The idea of the command-line interface is to make the operation as simple as possible. To send a typical message, just type "callsign message"; the controller fills in the red tape to produce the final, valid packet.
LoRaMaDoR works without anything connected to the serial port. It responds
to PINGs and can forward packets. It can be extended to be an autonomous
weather sensor, location beacon, etc.
# Building the project
This project needs some Arduino libraries that are straightforward
to obtain (LoRa, OLED display, etc.).
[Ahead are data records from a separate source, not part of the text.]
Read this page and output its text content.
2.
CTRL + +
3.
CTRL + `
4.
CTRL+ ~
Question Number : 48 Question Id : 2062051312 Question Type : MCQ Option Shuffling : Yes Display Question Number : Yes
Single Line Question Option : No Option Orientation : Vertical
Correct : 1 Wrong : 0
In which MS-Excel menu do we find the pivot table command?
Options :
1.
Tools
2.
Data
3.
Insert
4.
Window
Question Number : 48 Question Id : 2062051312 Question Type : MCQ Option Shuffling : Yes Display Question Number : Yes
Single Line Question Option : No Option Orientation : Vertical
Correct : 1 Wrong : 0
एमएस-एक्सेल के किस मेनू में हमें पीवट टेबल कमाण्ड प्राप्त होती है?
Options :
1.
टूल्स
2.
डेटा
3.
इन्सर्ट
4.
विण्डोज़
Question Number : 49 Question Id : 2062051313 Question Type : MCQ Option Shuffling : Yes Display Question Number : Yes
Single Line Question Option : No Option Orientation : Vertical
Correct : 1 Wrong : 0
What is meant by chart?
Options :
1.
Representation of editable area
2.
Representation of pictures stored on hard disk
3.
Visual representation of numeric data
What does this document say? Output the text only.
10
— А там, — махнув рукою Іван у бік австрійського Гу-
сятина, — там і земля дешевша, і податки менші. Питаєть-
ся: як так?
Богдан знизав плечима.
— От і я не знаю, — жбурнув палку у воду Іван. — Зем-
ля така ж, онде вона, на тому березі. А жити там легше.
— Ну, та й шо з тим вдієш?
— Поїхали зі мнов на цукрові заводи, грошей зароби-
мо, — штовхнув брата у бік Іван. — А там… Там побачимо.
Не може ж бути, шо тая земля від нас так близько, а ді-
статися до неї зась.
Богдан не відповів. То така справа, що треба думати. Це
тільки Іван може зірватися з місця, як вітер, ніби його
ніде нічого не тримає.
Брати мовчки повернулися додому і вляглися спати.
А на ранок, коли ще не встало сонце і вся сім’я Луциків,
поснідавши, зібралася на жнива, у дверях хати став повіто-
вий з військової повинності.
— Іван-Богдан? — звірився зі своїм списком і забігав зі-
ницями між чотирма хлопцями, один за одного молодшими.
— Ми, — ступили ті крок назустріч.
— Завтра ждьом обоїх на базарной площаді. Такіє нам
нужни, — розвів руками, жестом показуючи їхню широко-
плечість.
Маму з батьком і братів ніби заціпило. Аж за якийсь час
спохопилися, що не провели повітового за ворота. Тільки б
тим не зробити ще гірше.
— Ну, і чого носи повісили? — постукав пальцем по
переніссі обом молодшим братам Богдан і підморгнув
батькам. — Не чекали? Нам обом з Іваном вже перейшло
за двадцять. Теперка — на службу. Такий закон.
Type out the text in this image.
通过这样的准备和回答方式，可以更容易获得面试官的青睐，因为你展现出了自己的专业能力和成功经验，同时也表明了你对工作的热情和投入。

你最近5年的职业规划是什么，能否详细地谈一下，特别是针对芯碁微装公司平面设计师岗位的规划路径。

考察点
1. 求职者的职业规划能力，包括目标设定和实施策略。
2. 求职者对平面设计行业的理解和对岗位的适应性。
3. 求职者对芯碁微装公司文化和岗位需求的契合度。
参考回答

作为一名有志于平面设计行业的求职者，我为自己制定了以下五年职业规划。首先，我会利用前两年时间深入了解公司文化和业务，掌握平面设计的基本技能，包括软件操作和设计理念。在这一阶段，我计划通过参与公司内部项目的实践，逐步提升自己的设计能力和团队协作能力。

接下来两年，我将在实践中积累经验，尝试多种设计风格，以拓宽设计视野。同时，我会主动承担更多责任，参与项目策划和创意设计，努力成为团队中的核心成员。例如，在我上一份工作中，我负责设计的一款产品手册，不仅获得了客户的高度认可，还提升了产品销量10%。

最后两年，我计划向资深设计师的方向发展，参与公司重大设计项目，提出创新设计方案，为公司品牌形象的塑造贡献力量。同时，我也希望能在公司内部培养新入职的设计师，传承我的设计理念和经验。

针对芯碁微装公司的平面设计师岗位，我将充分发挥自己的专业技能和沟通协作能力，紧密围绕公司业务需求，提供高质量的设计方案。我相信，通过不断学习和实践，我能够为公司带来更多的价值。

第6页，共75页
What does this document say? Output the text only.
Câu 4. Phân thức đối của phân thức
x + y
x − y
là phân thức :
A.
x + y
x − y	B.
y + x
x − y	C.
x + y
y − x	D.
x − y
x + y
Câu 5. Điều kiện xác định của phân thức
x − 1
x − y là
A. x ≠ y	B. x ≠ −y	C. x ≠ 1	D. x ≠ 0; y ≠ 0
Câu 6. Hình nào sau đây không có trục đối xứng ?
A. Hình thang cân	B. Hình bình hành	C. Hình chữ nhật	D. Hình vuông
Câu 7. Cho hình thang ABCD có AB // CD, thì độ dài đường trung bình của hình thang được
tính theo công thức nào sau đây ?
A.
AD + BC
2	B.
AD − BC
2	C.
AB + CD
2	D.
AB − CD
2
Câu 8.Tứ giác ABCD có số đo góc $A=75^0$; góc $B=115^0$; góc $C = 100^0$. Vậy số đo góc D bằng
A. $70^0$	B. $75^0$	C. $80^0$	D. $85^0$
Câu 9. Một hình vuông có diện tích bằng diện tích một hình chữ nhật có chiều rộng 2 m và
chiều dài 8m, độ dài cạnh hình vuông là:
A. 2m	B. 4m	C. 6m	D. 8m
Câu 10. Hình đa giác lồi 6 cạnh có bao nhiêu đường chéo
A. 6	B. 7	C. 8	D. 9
FWIW they are included in
a ZIP file (tooling/loralibs.zip).
We also depend on LoRaL2 project (https://github.com/elvis-epx/LoRaL2).
This library is included via symlinks, and it is expected that LoRaL2
project folder exists at the same level as LoRaMaDoR.
# Console and command-line interface (CLI)
Use the terminal software of your choice (screen, minicom, etc.)
to connect to Arduino serial port. Set the speed to 115200bps
and disable RTS/CTS handshaking if necessary.
Alternatively, you can operate the console wirelessly using any
Telnet client e.g. PuTTY. Just fill in your Wi-Fi configuration
(details further down this document).
Users can play with the protocol with (seemingly) bare hands.
The implementation fills in the red tape to generate a valid packet.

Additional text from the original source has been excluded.